My last note dealt with collecting callstacks on Windows. As so often, I learned a bunch from what everyone else had to say about it, so here is the collection of the things I have learned.

First, Josh Simmons dug up the original rationale for the design of std::callstack to understand how we got here, found in A Proposal to add stacktrace library:

Current design assumes that by default users wish to see the whole stack and OK with dynamic allocations, because do not construct stacktrace in performance critical places. For those users, who wish to use stacktrace on a hot path or in embedded environments basic_stacktrace allows to provide a custom allocator that allocates on the stack or in some other place, where users thinks it is appropriate.

I personally will not go down the route of basis_stacktrace, because it means adding another layer of complexity to optimize some code that I did not want to have in the first place. What I take away from this is that I am not the intended user, and that is fine.

Next, I took mimalloc out of my program for a moment and returned to the default allocator. The original std::callstack logic then runs in 11s (down from 26s), which I would attribute to it “only” allocating 4.6GB (down from 9.2GB). So in this particular case, mimalloc is slower and more wasteful than the default allocator, interestingly.

My curiosity overcame me at this point so I decided to just step into std::callstack::current(1) and see what happens. It first allocates a std::vector<void*> of size _Max_Frames = 0xFFFF, which explains the large memory usage. I can imagine that repeatedly allocating that particular size could expose pathological codepaths in allocators, so maybe that is making mimalloc extra bad. Then it just calls into RtlCaptureStackBackTrace.

This small adventure also revealed that there is a version of std::callstack::current that allows you to pass in a maximum size for the callstack:

  • Setting that to 32 brings down the time to a more reasonable 112ms (compared to 32ms for the handwritten version without a vector), back again on mimalloc.
  • A generous maximum of 255 stack entries sits at around 187ms.

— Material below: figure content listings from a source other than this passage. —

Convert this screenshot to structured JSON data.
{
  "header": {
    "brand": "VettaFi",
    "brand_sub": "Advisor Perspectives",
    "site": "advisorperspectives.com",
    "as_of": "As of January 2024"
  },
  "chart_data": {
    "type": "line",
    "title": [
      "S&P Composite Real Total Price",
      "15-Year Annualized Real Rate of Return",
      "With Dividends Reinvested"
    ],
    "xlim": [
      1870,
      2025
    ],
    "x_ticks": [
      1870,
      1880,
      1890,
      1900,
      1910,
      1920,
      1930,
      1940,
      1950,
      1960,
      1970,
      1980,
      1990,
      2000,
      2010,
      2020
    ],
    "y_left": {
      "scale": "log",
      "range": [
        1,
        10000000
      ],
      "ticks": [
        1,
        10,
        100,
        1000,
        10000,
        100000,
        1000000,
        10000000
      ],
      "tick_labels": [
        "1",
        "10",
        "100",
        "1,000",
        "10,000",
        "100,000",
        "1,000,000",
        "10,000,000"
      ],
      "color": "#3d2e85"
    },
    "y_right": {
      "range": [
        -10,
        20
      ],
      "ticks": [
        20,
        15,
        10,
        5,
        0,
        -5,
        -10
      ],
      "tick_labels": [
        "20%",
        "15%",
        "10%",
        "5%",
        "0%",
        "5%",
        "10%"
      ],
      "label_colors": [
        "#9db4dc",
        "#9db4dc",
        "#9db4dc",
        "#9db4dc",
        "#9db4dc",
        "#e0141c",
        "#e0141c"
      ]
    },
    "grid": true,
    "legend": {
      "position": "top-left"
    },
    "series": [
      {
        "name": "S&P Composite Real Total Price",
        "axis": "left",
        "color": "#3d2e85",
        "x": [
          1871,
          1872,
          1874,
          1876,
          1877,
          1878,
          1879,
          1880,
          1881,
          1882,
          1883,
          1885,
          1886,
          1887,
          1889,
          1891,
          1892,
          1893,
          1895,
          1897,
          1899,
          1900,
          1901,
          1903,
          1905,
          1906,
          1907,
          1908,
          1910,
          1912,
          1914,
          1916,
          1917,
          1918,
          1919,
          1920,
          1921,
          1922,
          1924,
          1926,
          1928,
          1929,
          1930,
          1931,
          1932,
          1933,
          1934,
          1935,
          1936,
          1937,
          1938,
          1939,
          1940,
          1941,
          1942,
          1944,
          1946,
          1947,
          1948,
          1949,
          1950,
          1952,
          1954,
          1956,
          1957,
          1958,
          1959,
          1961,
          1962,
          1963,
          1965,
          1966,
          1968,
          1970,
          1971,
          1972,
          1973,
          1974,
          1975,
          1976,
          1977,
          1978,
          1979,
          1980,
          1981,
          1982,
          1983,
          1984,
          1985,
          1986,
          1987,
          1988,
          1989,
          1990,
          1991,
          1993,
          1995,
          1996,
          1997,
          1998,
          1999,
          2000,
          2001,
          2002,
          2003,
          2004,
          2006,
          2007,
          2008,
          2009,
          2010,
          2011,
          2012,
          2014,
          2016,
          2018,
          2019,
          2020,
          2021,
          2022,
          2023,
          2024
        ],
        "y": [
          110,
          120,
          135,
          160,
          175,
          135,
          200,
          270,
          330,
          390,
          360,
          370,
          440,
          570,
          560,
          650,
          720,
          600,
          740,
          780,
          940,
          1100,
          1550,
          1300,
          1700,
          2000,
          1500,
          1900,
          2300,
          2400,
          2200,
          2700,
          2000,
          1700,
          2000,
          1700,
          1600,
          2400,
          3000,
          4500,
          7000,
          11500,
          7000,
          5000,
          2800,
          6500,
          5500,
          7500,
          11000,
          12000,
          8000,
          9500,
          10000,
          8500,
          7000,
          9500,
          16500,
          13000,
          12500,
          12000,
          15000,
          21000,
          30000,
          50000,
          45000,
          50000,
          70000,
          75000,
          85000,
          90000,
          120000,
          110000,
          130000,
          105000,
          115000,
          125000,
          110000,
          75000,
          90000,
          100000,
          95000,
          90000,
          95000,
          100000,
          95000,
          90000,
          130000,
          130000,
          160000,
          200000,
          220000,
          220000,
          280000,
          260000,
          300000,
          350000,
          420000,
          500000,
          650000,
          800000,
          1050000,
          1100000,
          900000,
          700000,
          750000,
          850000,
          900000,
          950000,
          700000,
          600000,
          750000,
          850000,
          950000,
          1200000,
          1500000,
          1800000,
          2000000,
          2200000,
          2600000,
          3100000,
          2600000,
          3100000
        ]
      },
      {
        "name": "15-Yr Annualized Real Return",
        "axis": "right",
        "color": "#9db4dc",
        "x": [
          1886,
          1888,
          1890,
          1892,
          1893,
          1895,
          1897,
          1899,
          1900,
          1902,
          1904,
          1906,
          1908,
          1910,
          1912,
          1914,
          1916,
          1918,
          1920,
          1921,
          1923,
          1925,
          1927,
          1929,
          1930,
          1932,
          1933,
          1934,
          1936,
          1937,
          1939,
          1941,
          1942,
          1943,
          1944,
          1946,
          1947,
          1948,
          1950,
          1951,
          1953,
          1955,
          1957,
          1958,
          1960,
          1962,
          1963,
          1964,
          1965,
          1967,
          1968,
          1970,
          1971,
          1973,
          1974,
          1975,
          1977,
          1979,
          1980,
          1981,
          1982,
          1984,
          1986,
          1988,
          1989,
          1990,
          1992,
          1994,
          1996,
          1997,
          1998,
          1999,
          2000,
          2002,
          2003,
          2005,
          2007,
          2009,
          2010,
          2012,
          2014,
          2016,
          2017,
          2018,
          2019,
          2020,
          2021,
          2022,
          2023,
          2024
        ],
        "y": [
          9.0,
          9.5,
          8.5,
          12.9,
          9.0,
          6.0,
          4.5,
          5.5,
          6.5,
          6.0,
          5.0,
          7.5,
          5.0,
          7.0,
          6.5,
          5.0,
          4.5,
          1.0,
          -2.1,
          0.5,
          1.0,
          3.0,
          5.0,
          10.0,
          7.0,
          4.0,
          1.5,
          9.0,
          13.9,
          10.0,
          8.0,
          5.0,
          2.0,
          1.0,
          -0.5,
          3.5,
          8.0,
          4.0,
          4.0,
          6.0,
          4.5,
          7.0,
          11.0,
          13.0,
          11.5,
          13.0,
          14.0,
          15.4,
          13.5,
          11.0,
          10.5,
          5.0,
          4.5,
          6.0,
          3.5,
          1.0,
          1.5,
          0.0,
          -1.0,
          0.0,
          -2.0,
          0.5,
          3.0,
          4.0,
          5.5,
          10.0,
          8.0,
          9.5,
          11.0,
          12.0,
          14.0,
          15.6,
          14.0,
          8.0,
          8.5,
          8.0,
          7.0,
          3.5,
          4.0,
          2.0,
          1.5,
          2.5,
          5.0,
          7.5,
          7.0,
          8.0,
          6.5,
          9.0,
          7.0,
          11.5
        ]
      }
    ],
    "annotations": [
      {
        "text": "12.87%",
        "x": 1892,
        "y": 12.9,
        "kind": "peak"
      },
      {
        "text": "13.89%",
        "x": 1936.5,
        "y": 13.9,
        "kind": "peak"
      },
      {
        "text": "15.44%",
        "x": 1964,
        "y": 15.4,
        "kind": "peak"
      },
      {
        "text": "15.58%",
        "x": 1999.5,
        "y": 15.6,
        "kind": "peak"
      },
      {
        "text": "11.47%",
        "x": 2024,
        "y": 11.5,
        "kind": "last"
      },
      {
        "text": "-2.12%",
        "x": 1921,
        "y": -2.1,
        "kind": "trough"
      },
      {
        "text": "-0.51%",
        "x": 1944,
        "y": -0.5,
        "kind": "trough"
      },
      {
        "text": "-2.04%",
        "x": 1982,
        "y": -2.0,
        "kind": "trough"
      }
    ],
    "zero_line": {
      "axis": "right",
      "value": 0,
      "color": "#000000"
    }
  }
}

Bartosz Taudul had previously looked at RtlCaptureStackBackTrace and poked at its internals. That prompted me to look at the implementation of RtlCaptureStackBackTrace as well. I learned three things:

  1. At least on relatively recent versions of Windows, it’s a thin wrapper around RtlWalkFrameChain. I saw no perf difference when using that directly.
  2. The callstack “hash” it computes is really just the sum of the frame addresses (which Bartosz also observed earlier). I wonder whether this is an intentional choice, and if not how many cases there are where this causes false-positives. I do not use the hash and if you pass in null, the calculation is skipped.
  3. The function explicitly checks whether you are asking it to skip more than 0xFE frames, in which case it just exits immediately.

It would be sad to stop now and not also look under the hood of RtlWalkFrameChain. RtlWalkFrameChain is terrible to google for and largely undocumented, but it is quite straight-forward to call once you have resolved it from ntdll.dll (using GetProcAddress). It can be found on Github as part of PHNT.

#define RTL_WALK_USER_MODE_STACK 0x00000001
#define RTL_WALK_VALID_FLAGS 0x00000001
#define RTL_STACK_WALKING_MODE_FRAMES_TO_SKIP_SHIFT 0x00000008

// private
NTSYSAPI
ULONG
NTAPI
RtlWalkFrameChain(
    _Out_writes_(Count - (Flags >> RTL_STACK_WALKING_MODE_FRAMES_TO_SKIP_SHIFT)) PVOID *Callers,
    _In_ ULONG Count,
    _In_ ULONG Flags
);

The only noteworthy detail about this signature is that the number of frames to skip are shifted into the upper bits of the Flags. The flags (you can only set RTL_WALK_USER_MODE_STACK) are otherwise irrelevant: RtlWalkFrameChain throws them away immediately. The check against 0xFE frames to skip that we saw earlier only exists because RtlWalkFrameChain adds one to that number. It presumably used to be 8 bits at some point, but is now 16 bits. RtlWalkFrameChain just ends up incrementing both inputs and calls into RtlpWalkFrameChain, which does some light setup and then repeatedly calls RtlpVirtualUnwind.

Someone mentioned that the operating system API might only returns callstacks up to a given length anyway, but that loop is only bounded by that size of the buffer we passed into the function, and there are no indications that anything else would stop legitimately deep callstacks from getting fully walked. In particular, a function such as the one below will correctly capture a deep stacktrace (in debug builds – optimized builds do produce a different output here, in my case it’s 1032 vs. 5):

size_t Test(size_t x = 1024) {
    if (x == 0) {
        auto c = std::stacktrace::current();
        return c.size();
    }
    else
        return Test(x - 1);
}

Finally, Doug Binks pointed out Fredrik Kihlander’s Github repository dbgtools. It’s a small cross-platform library that has logic for collecting callstacks among other things. The interfaces are nice and clean and you bring your own buffers everywhere, which is all I wanted in the first place.